Question

Prove that opposite sides of a quadrilateral circumscribing a circle subtend supplementary angles at the centre of the circle.

Answer 1

Step 1: Draw appropriate diagram and use the concept of congruence:

As we know that by theorem the tangents from the external point are equal

In $△OAP,△OAS$

So, $AP=AS$

$\Rightarrow OA=OA$ (It is the common side)

$\Rightarrow OP=OS$ (They are the radii of the circle)
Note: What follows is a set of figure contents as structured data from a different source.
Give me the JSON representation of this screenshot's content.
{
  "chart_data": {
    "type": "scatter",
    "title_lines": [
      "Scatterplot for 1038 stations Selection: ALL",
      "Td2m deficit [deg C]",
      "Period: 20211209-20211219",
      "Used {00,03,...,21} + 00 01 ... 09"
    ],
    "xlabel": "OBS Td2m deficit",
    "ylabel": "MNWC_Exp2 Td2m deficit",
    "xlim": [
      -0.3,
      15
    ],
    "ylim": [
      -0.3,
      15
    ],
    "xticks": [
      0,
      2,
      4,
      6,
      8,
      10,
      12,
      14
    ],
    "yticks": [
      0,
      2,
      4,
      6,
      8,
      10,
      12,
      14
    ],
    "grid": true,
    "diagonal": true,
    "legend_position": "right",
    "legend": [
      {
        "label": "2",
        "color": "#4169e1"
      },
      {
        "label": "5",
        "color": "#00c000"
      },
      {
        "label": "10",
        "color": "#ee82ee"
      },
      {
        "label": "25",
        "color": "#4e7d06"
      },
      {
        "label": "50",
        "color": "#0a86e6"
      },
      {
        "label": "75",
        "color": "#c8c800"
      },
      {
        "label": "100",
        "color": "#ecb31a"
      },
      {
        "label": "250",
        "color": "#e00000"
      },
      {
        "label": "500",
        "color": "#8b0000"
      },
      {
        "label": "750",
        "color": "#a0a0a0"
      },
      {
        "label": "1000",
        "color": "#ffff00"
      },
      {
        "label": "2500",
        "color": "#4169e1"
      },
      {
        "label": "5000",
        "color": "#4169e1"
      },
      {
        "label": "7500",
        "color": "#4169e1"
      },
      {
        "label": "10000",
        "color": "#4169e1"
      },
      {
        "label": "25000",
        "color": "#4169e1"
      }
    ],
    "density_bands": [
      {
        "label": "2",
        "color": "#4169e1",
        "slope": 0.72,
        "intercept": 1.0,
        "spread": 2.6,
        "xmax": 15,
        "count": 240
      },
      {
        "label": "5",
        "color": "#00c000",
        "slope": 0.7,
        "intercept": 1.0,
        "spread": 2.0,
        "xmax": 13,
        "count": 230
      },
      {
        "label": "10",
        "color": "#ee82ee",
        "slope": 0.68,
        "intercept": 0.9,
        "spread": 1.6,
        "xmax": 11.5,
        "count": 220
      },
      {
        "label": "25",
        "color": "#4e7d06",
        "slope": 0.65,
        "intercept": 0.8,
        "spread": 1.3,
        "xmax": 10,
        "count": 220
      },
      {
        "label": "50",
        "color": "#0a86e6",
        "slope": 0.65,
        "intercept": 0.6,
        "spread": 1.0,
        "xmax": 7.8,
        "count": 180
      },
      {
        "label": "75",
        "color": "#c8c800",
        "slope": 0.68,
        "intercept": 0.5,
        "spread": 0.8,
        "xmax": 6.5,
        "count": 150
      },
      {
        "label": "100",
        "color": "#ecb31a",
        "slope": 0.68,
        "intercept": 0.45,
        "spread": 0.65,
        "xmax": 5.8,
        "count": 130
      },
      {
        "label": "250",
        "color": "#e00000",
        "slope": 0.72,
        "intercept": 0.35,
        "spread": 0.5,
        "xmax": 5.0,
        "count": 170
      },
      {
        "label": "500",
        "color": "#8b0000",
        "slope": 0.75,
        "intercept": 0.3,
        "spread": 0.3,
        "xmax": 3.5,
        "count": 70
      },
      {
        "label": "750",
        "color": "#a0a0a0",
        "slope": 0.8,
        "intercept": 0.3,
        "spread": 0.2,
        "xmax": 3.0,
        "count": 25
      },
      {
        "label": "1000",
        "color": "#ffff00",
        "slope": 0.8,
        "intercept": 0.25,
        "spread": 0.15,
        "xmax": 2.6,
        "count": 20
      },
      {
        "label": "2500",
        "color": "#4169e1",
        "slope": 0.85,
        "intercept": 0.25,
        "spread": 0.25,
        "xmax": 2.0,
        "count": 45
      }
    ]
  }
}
So, by $SSScongruency△OAP\cong △OAS$

Thus,$\angle POA=\angle AOS$

This shows that$\angle 7=\angle 8$

In this same manner, the angles which are equal are

$$\begin{gathered} \Rightarrow \angle 4=\angle 3 \\ \Rightarrow \angle 2=\angle 1 \\ \Rightarrow \angle 6=\angle 5 \end{gathered}$$

Step 2: Use the concept of complete angle

On adding these angles we get,

$\angle 1+\angle 2+\angle 3+\angle 4+\angle 5+\angle 6+\angle 7+\angle 8=360°\left[\mathrm{Complete}\mathrm{angle}\right]$

On rearranging,

$(\angle 7+\angle 8)+(\angle 2+\angle 1)+(\angle 4+\angle 3)+(\angle 6+\angle 5)=360°$

$\Rightarrow$ $2\angle 1+2\angle 8+2\angle 5+2\angle 4=360°$

On taking out $2$ as common we get,

$\Rightarrow$ $(\angle 1+\angle 8)+(\angle 5+\angle 4)=180°$

Thus,$\angle BOC+\angle DOA=180°$

Similarly,$\angle AOB+\angle DOC=180°$

Hence, the opposite sides of any quadrilateral which is circumscribing a given circle will subtend supplementary angles at the center of the circle.